Chapter IV.
After lunch, Mr. Noman Luckier resumed his work. The simple-minded friend followed him into his study, seated himself in the most comfortable chair, lit a cigar, and produced from his pocket a handy-volume edition of Pickwick. Oddly enough he commenced reading the concluding portion of Chapter XXXVIII. of that immortal work, which records how an elderly gentleman of scientific attainments suddenly observed certain extraordinary and wonderful phenomena, which he immediately concluded "it had been reserved for him alone to discover, and which he should immortalise his name by chronicling for the benefit of posterity.

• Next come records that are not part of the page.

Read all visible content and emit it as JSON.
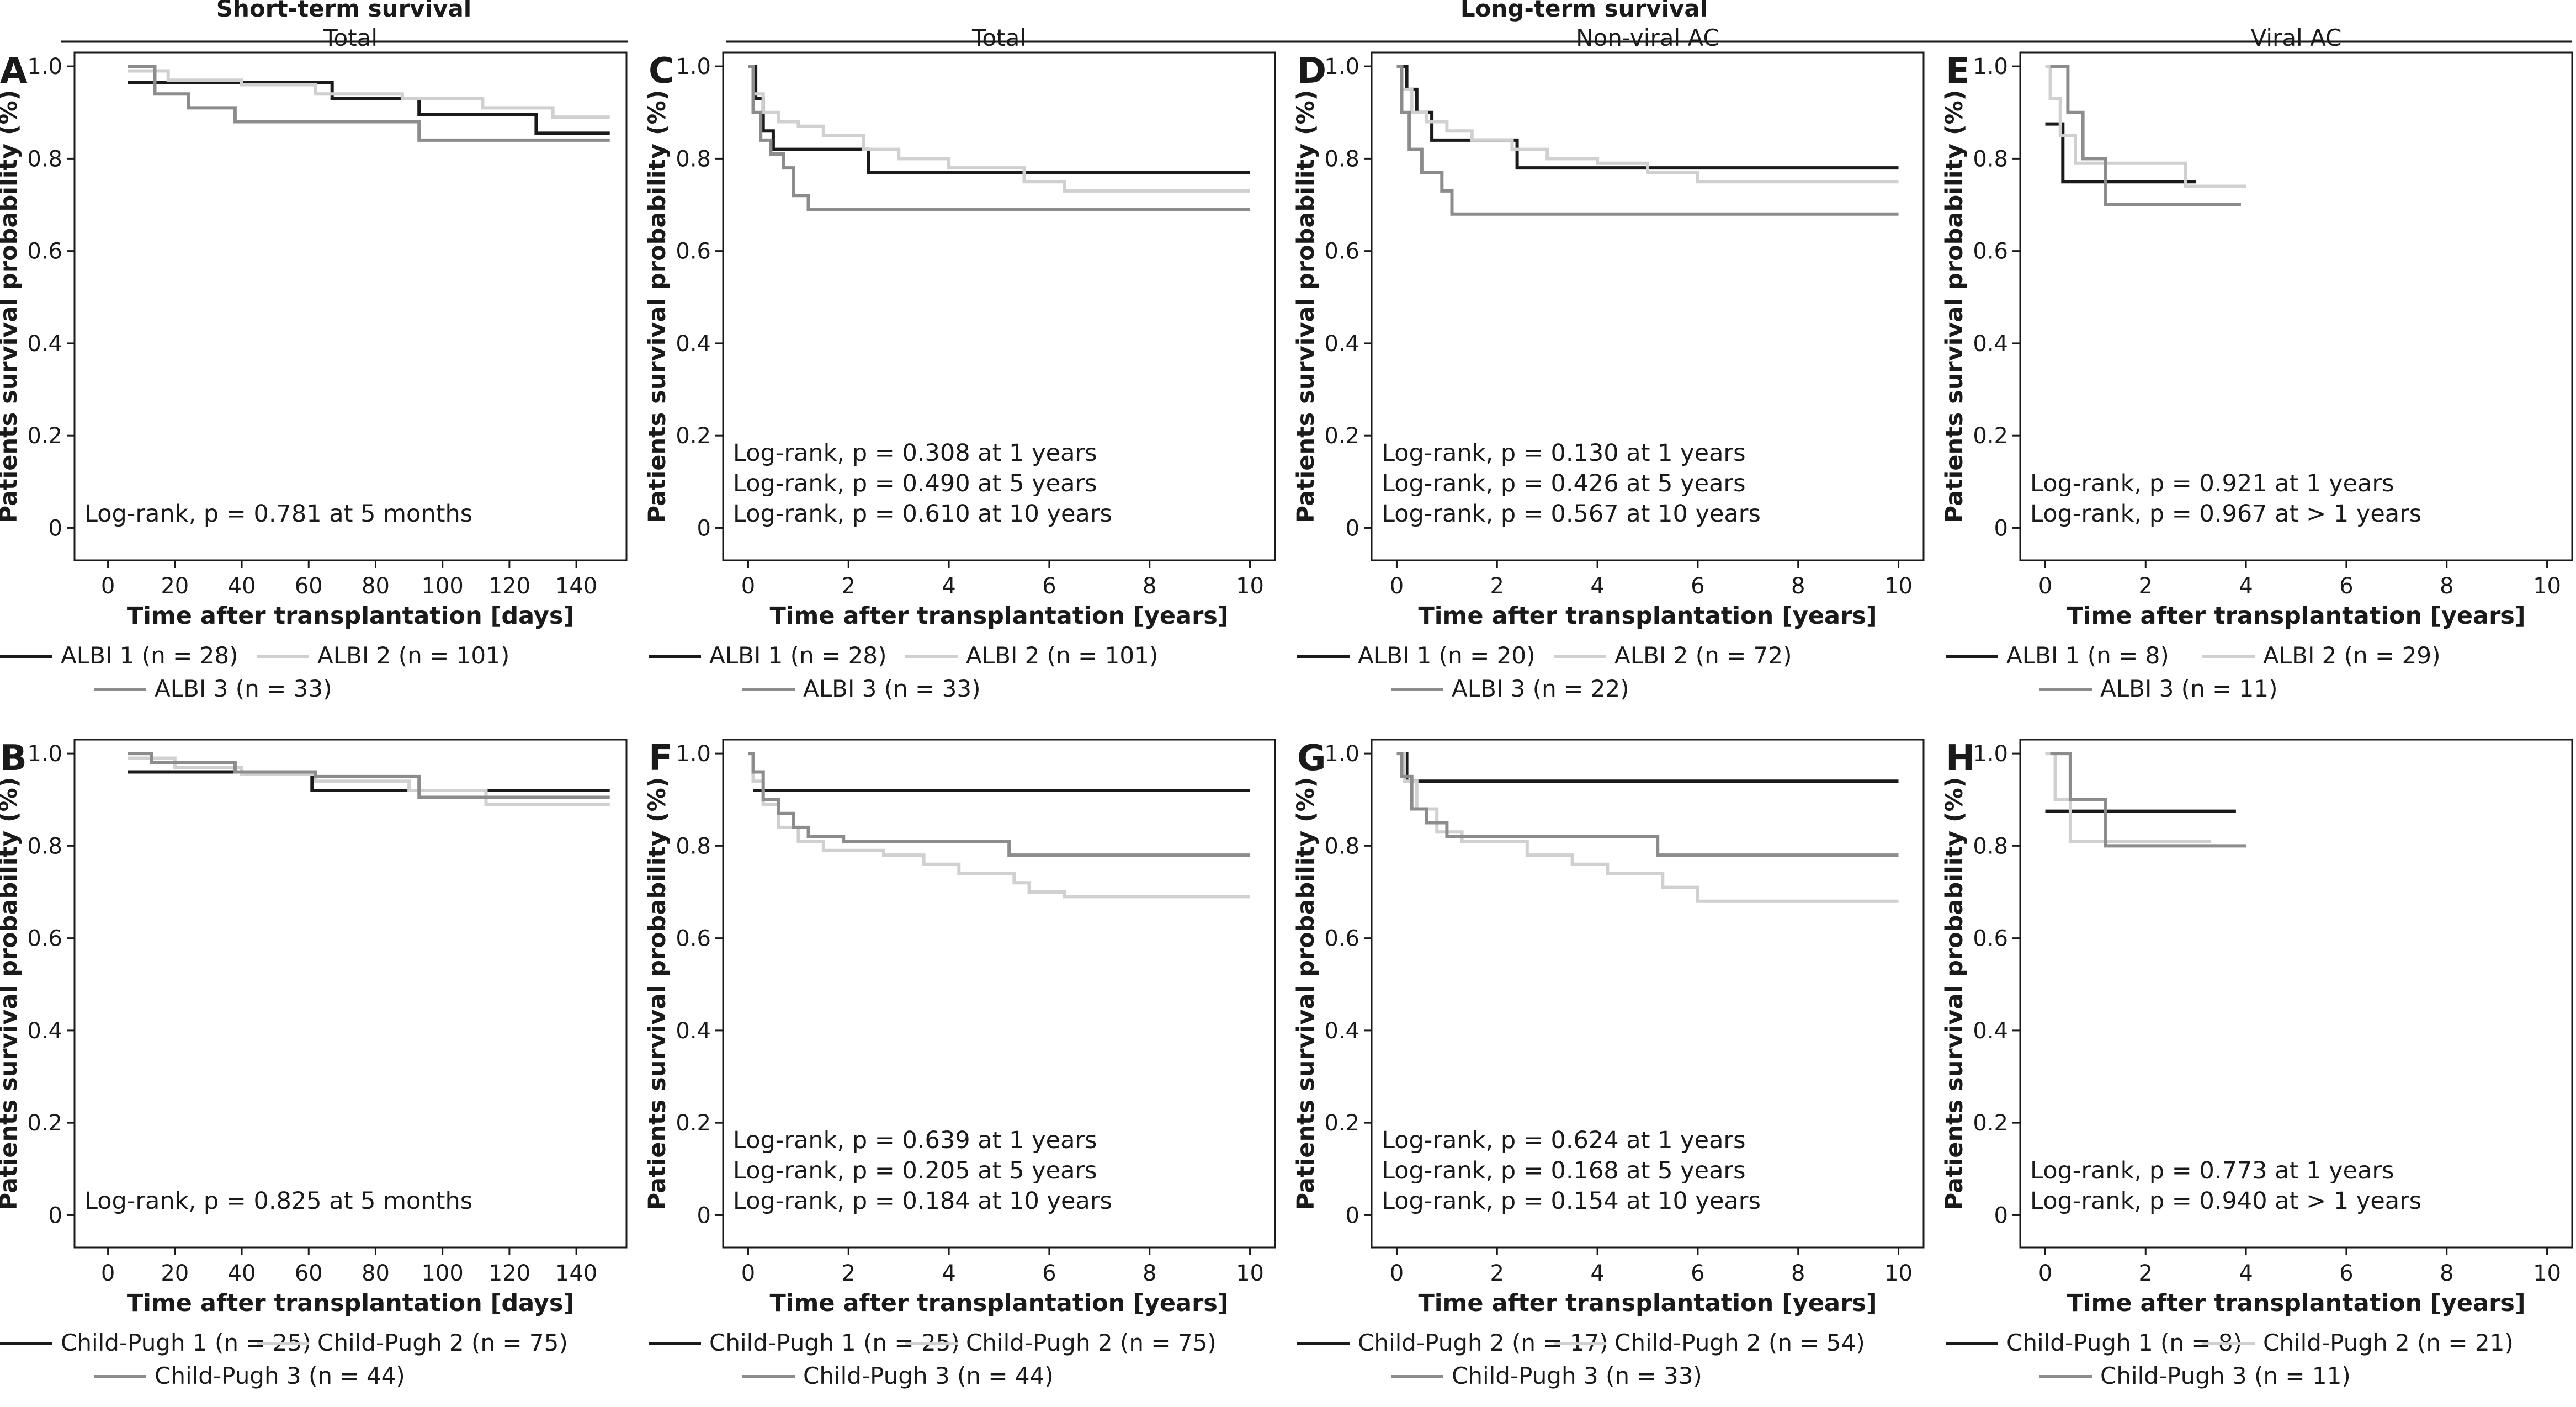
{
  "headers": {
    "short": "Short-term survival",
    "long": "Long-term survival"
  },
  "colors": {
    "group1": "#1a1a1a",
    "group2": "#d0d0d0",
    "group3": "#8c8c8c",
    "axis": "#1a1a1a"
  },
  "chart_data": [
    {
      "id": "A",
      "type": "line",
      "title": "Total",
      "xlabel": "Time after transplantation [days]",
      "ylabel": "Patients survival probability (%)",
      "xlim": [
        -10,
        155
      ],
      "xticks": [
        0,
        20,
        40,
        60,
        80,
        100,
        120,
        140
      ],
      "xticklabels": [
        "0",
        "20",
        "40",
        "60",
        "80",
        "100",
        "120",
        "140"
      ],
      "ylim": [
        -0.07,
        1.03
      ],
      "yticks": [
        0,
        0.2,
        0.4,
        0.6,
        0.8,
        1.0
      ],
      "yticklabels": [
        "0",
        "0.2",
        "0.4",
        "0.6",
        "0.8",
        "1.0"
      ],
      "annotations": [
        "Log-rank, p = 0.781 at 5 months"
      ],
      "series": [
        {
          "name": "ALBI 1 (n = 28)",
          "x": [
            6,
            67,
            67,
            93,
            93,
            128,
            128,
            150
          ],
          "y": [
            0.965,
            0.965,
            0.93,
            0.93,
            0.895,
            0.895,
            0.855,
            0.855
          ]
        },
        {
          "name": "ALBI 2 (n = 101)",
          "x": [
            6,
            18,
            18,
            40,
            40,
            62,
            62,
            88,
            88,
            112,
            112,
            133,
            133,
            150
          ],
          "y": [
            0.99,
            0.99,
            0.97,
            0.97,
            0.96,
            0.96,
            0.94,
            0.94,
            0.93,
            0.93,
            0.91,
            0.91,
            0.89,
            0.89
          ]
        },
        {
          "name": "ALBI 3 (n = 33)",
          "x": [
            6,
            14,
            14,
            24,
            24,
            38,
            38,
            93,
            93,
            150
          ],
          "y": [
            1.0,
            1.0,
            0.94,
            0.94,
            0.91,
            0.91,
            0.88,
            0.88,
            0.84,
            0.84
          ]
        }
      ]
    },
    {
      "id": "C",
      "type": "line",
      "title": "Total",
      "xlabel": "Time after transplantation [years]",
      "ylabel": "Patients survival probability (%)",
      "xlim": [
        -0.5,
        10.5
      ],
      "xticks": [
        0,
        2,
        4,
        6,
        8,
        10
      ],
      "xticklabels": [
        "0",
        "2",
        "4",
        "6",
        "8",
        "10"
      ],
      "ylim": [
        -0.07,
        1.03
      ],
      "yticks": [
        0,
        0.2,
        0.4,
        0.6,
        0.8,
        1.0
      ],
      "yticklabels": [
        "0",
        "0.2",
        "0.4",
        "0.6",
        "0.8",
        "1.0"
      ],
      "annotations": [
        "Log-rank, p = 0.308 at 1 years",
        "Log-rank, p = 0.490 at 5 years",
        "Log-rank, p = 0.610 at 10 years"
      ],
      "series": [
        {
          "name": "ALBI 1 (n = 28)",
          "x": [
            0,
            0.15,
            0.15,
            0.3,
            0.3,
            0.5,
            0.5,
            2.4,
            2.4,
            10
          ],
          "y": [
            1.0,
            1.0,
            0.93,
            0.93,
            0.86,
            0.86,
            0.82,
            0.82,
            0.77,
            0.77
          ]
        },
        {
          "name": "ALBI 2 (n = 101)",
          "x": [
            0,
            0.1,
            0.1,
            0.3,
            0.3,
            0.6,
            0.6,
            1.0,
            1.0,
            1.5,
            1.5,
            2.3,
            2.3,
            3.0,
            3.0,
            4.0,
            4.0,
            5.5,
            5.5,
            6.3,
            6.3,
            10
          ],
          "y": [
            1.0,
            1.0,
            0.94,
            0.94,
            0.9,
            0.9,
            0.88,
            0.88,
            0.87,
            0.87,
            0.85,
            0.85,
            0.82,
            0.82,
            0.8,
            0.8,
            0.78,
            0.78,
            0.75,
            0.75,
            0.73,
            0.73
          ]
        },
        {
          "name": "ALBI 3 (n = 33)",
          "x": [
            0,
            0.1,
            0.1,
            0.25,
            0.25,
            0.45,
            0.45,
            0.7,
            0.7,
            0.9,
            0.9,
            1.2,
            1.2,
            10
          ],
          "y": [
            1.0,
            1.0,
            0.9,
            0.9,
            0.84,
            0.84,
            0.81,
            0.81,
            0.78,
            0.78,
            0.72,
            0.72,
            0.69,
            0.69
          ]
        }
      ]
    },
    {
      "id": "D",
      "type": "line",
      "title": "Non-viral AC",
      "xlabel": "Time after transplantation [years]",
      "ylabel": "Patients survival probability (%)",
      "xlim": [
        -0.5,
        10.5
      ],
      "xticks": [
        0,
        2,
        4,
        6,
        8,
        10
      ],
      "xticklabels": [
        "0",
        "2",
        "4",
        "6",
        "8",
        "10"
      ],
      "ylim": [
        -0.07,
        1.03
      ],
      "yticks": [
        0,
        0.2,
        0.4,
        0.6,
        0.8,
        1.0
      ],
      "yticklabels": [
        "0",
        "0.2",
        "0.4",
        "0.6",
        "0.8",
        "1.0"
      ],
      "annotations": [
        "Log-rank, p = 0.130 at 1 years",
        "Log-rank, p = 0.426 at 5 years",
        "Log-rank, p = 0.567 at 10 years"
      ],
      "series": [
        {
          "name": "ALBI 1 (n = 20)",
          "x": [
            0,
            0.2,
            0.2,
            0.4,
            0.4,
            0.7,
            0.7,
            2.4,
            2.4,
            10
          ],
          "y": [
            1.0,
            1.0,
            0.95,
            0.95,
            0.9,
            0.9,
            0.84,
            0.84,
            0.78,
            0.78
          ]
        },
        {
          "name": "ALBI 2 (n = 72)",
          "x": [
            0,
            0.1,
            0.1,
            0.3,
            0.3,
            0.6,
            0.6,
            1.0,
            1.0,
            1.5,
            1.5,
            2.3,
            2.3,
            3.0,
            3.0,
            4.0,
            4.0,
            5.0,
            5.0,
            6.0,
            6.0,
            10
          ],
          "y": [
            1.0,
            1.0,
            0.95,
            0.95,
            0.9,
            0.9,
            0.88,
            0.88,
            0.86,
            0.86,
            0.84,
            0.84,
            0.82,
            0.82,
            0.8,
            0.8,
            0.79,
            0.79,
            0.77,
            0.77,
            0.75,
            0.75
          ]
        },
        {
          "name": "ALBI 3 (n = 22)",
          "x": [
            0,
            0.1,
            0.1,
            0.25,
            0.25,
            0.5,
            0.5,
            0.9,
            0.9,
            1.1,
            1.1,
            10
          ],
          "y": [
            1.0,
            1.0,
            0.9,
            0.9,
            0.82,
            0.82,
            0.77,
            0.77,
            0.73,
            0.73,
            0.68,
            0.68
          ]
        }
      ]
    },
    {
      "id": "E",
      "type": "line",
      "title": "Viral AC",
      "xlabel": "Time after transplantation [years]",
      "ylabel": "Patients survival probability (%)",
      "xlim": [
        -0.5,
        10.5
      ],
      "xticks": [
        0,
        2,
        4,
        6,
        8,
        10
      ],
      "xticklabels": [
        "0",
        "2",
        "4",
        "6",
        "8",
        "10"
      ],
      "ylim": [
        -0.07,
        1.03
      ],
      "yticks": [
        0,
        0.2,
        0.4,
        0.6,
        0.8,
        1.0
      ],
      "yticklabels": [
        "0",
        "0.2",
        "0.4",
        "0.6",
        "0.8",
        "1.0"
      ],
      "annotations": [
        "Log-rank, p = 0.921 at 1 years",
        "Log-rank, p = 0.967 at > 1 years"
      ],
      "series": [
        {
          "name": "ALBI 1 (n = 8)",
          "x": [
            0,
            0.35,
            0.35,
            3.0
          ],
          "y": [
            0.875,
            0.875,
            0.75,
            0.75
          ]
        },
        {
          "name": "ALBI 2 (n = 29)",
          "x": [
            0,
            0.1,
            0.1,
            0.3,
            0.3,
            0.6,
            0.6,
            2.8,
            2.8,
            4.0
          ],
          "y": [
            1.0,
            1.0,
            0.93,
            0.93,
            0.85,
            0.85,
            0.79,
            0.79,
            0.74,
            0.74
          ]
        },
        {
          "name": "ALBI 3 (n = 11)",
          "x": [
            0.1,
            0.45,
            0.45,
            0.75,
            0.75,
            1.2,
            1.2,
            3.9
          ],
          "y": [
            1.0,
            1.0,
            0.9,
            0.9,
            0.8,
            0.8,
            0.7,
            0.7
          ]
        }
      ]
    },
    {
      "id": "B",
      "type": "line",
      "title": "",
      "xlabel": "Time after transplantation [days]",
      "ylabel": "Patients survival probability (%)",
      "xlim": [
        -10,
        155
      ],
      "xticks": [
        0,
        20,
        40,
        60,
        80,
        100,
        120,
        140
      ],
      "xticklabels": [
        "0",
        "20",
        "40",
        "60",
        "80",
        "100",
        "120",
        "140"
      ],
      "ylim": [
        -0.07,
        1.03
      ],
      "yticks": [
        0,
        0.2,
        0.4,
        0.6,
        0.8,
        1.0
      ],
      "yticklabels": [
        "0",
        "0.2",
        "0.4",
        "0.6",
        "0.8",
        "1.0"
      ],
      "annotations": [
        "Log-rank, p = 0.825 at 5 months"
      ],
      "series": [
        {
          "name": "Child-Pugh 1 (n = 25)",
          "x": [
            6,
            61,
            61,
            114,
            114,
            150
          ],
          "y": [
            0.96,
            0.96,
            0.92,
            0.92,
            0.92,
            0.92
          ]
        },
        {
          "name": "Child-Pugh 2 (n = 75)",
          "x": [
            6,
            20,
            20,
            40,
            40,
            62,
            62,
            90,
            90,
            113,
            113,
            150
          ],
          "y": [
            0.99,
            0.99,
            0.97,
            0.97,
            0.955,
            0.955,
            0.94,
            0.94,
            0.92,
            0.92,
            0.89,
            0.89
          ]
        },
        {
          "name": "Child-Pugh 3 (n = 44)",
          "x": [
            6,
            13,
            13,
            38,
            38,
            62,
            62,
            93,
            93,
            150
          ],
          "y": [
            1.0,
            1.0,
            0.98,
            0.98,
            0.96,
            0.96,
            0.95,
            0.95,
            0.905,
            0.905
          ]
        }
      ]
    },
    {
      "id": "F",
      "type": "line",
      "title": "",
      "xlabel": "Time after transplantation [years]",
      "ylabel": "Patients survival probability (%)",
      "xlim": [
        -0.5,
        10.5
      ],
      "xticks": [
        0,
        2,
        4,
        6,
        8,
        10
      ],
      "xticklabels": [
        "0",
        "2",
        "4",
        "6",
        "8",
        "10"
      ],
      "ylim": [
        -0.07,
        1.03
      ],
      "yticks": [
        0,
        0.2,
        0.4,
        0.6,
        0.8,
        1.0
      ],
      "yticklabels": [
        "0",
        "0.2",
        "0.4",
        "0.6",
        "0.8",
        "1.0"
      ],
      "annotations": [
        "Log-rank, p = 0.639 at 1 years",
        "Log-rank, p = 0.205 at 5 years",
        "Log-rank, p = 0.184 at 10 years"
      ],
      "series": [
        {
          "name": "Child-Pugh 1 (n = 25)",
          "x": [
            0.1,
            10
          ],
          "y": [
            0.92,
            0.92
          ]
        },
        {
          "name": "Child-Pugh 2 (n = 75)",
          "x": [
            0,
            0.1,
            0.1,
            0.3,
            0.3,
            0.6,
            0.6,
            1.0,
            1.0,
            1.5,
            1.5,
            2.7,
            2.7,
            3.5,
            3.5,
            4.2,
            4.2,
            5.3,
            5.3,
            5.6,
            5.6,
            6.3,
            6.3,
            10
          ],
          "y": [
            1.0,
            1.0,
            0.94,
            0.94,
            0.89,
            0.89,
            0.84,
            0.84,
            0.81,
            0.81,
            0.79,
            0.79,
            0.78,
            0.78,
            0.76,
            0.76,
            0.74,
            0.74,
            0.72,
            0.72,
            0.7,
            0.7,
            0.69,
            0.69
          ]
        },
        {
          "name": "Child-Pugh 3 (n = 44)",
          "x": [
            0,
            0.1,
            0.1,
            0.3,
            0.3,
            0.6,
            0.6,
            0.9,
            0.9,
            1.2,
            1.2,
            1.9,
            1.9,
            5.2,
            5.2,
            10
          ],
          "y": [
            1.0,
            1.0,
            0.96,
            0.96,
            0.9,
            0.9,
            0.87,
            0.87,
            0.84,
            0.84,
            0.82,
            0.82,
            0.81,
            0.81,
            0.78,
            0.78
          ]
        }
      ]
    },
    {
      "id": "G",
      "type": "line",
      "title": "",
      "xlabel": "Time after transplantation [years]",
      "ylabel": "Patients survival probability (%)",
      "xlim": [
        -0.5,
        10.5
      ],
      "xticks": [
        0,
        2,
        4,
        6,
        8,
        10
      ],
      "xticklabels": [
        "0",
        "2",
        "4",
        "6",
        "8",
        "10"
      ],
      "ylim": [
        -0.07,
        1.03
      ],
      "yticks": [
        0,
        0.2,
        0.4,
        0.6,
        0.8,
        1.0
      ],
      "yticklabels": [
        "0",
        "0.2",
        "0.4",
        "0.6",
        "0.8",
        "1.0"
      ],
      "annotations": [
        "Log-rank, p = 0.624 at 1 years",
        "Log-rank, p = 0.168 at 5 years",
        "Log-rank, p = 0.154 at 10 years"
      ],
      "series": [
        {
          "name": "Child-Pugh 2 (n = 17)",
          "x": [
            0.1,
            0.2,
            0.2,
            10
          ],
          "y": [
            1.0,
            1.0,
            0.94,
            0.94
          ]
        },
        {
          "name": "Child-Pugh 2 (n = 54)",
          "x": [
            0,
            0.15,
            0.15,
            0.4,
            0.4,
            0.8,
            0.8,
            1.3,
            1.3,
            2.6,
            2.6,
            3.5,
            3.5,
            4.2,
            4.2,
            5.3,
            5.3,
            6.0,
            6.0,
            10
          ],
          "y": [
            1.0,
            1.0,
            0.94,
            0.94,
            0.88,
            0.88,
            0.83,
            0.83,
            0.81,
            0.81,
            0.78,
            0.78,
            0.76,
            0.76,
            0.74,
            0.74,
            0.71,
            0.71,
            0.68,
            0.68
          ]
        },
        {
          "name": "Child-Pugh 3 (n = 33)",
          "x": [
            0,
            0.1,
            0.1,
            0.3,
            0.3,
            0.6,
            0.6,
            1.0,
            1.0,
            5.2,
            5.2,
            10
          ],
          "y": [
            1.0,
            1.0,
            0.95,
            0.95,
            0.88,
            0.88,
            0.85,
            0.85,
            0.82,
            0.82,
            0.78,
            0.78
          ]
        }
      ]
    },
    {
      "id": "H",
      "type": "line",
      "title": "",
      "xlabel": "Time after transplantation [years]",
      "ylabel": "Patients survival probability (%)",
      "xlim": [
        -0.5,
        10.5
      ],
      "xticks": [
        0,
        2,
        4,
        6,
        8,
        10
      ],
      "xticklabels": [
        "0",
        "2",
        "4",
        "6",
        "8",
        "10"
      ],
      "ylim": [
        -0.07,
        1.03
      ],
      "yticks": [
        0,
        0.2,
        0.4,
        0.6,
        0.8,
        1.0
      ],
      "yticklabels": [
        "0",
        "0.2",
        "0.4",
        "0.6",
        "0.8",
        "1.0"
      ],
      "annotations": [
        "Log-rank, p = 0.773 at 1 years",
        "Log-rank, p = 0.940 at > 1 years"
      ],
      "series": [
        {
          "name": "Child-Pugh 1 (n = 8)",
          "x": [
            0,
            3.8
          ],
          "y": [
            0.875,
            0.875
          ]
        },
        {
          "name": "Child-Pugh 2 (n = 21)",
          "x": [
            0,
            0.2,
            0.2,
            0.5,
            0.5,
            3.3
          ],
          "y": [
            1.0,
            1.0,
            0.9,
            0.9,
            0.81,
            0.81
          ]
        },
        {
          "name": "Child-Pugh 3 (n = 11)",
          "x": [
            0.1,
            0.5,
            0.5,
            1.2,
            1.2,
            4.0
          ],
          "y": [
            1.0,
            1.0,
            0.9,
            0.9,
            0.8,
            0.8
          ]
        }
      ]
    }
  ]
}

Full of this idea, the scientific gentleman seized the pen" and began writing "sundry notes of these unparalleled appearances ... which were to form the data of a voluminous treatise of great research and deep learning, which should astonish all the atmospherical wiseacres that ever drew breath in any part of the civilised globe." Subsequently, after a sharp shock which "stunned him for a full quarter of an hour," produced by Sam Weller's fist, the scientific gentleman retired to his library, and there composed a masterly treatise which "delighted all the Scientific Associations beyond measure, and caused him to be considered a light of science ever afterwards."
The simple-minded friend, having finished his cigar, replaced Pickwick in his pocket, and, smiling gently, stole out of the study on tiptoe, leaving Mr. Noman Luckier profoundly absorbed in his "Preliminary Notes."
The boy, whose name was not Cosmos, is still at large,—and so is Cosmos, very much so.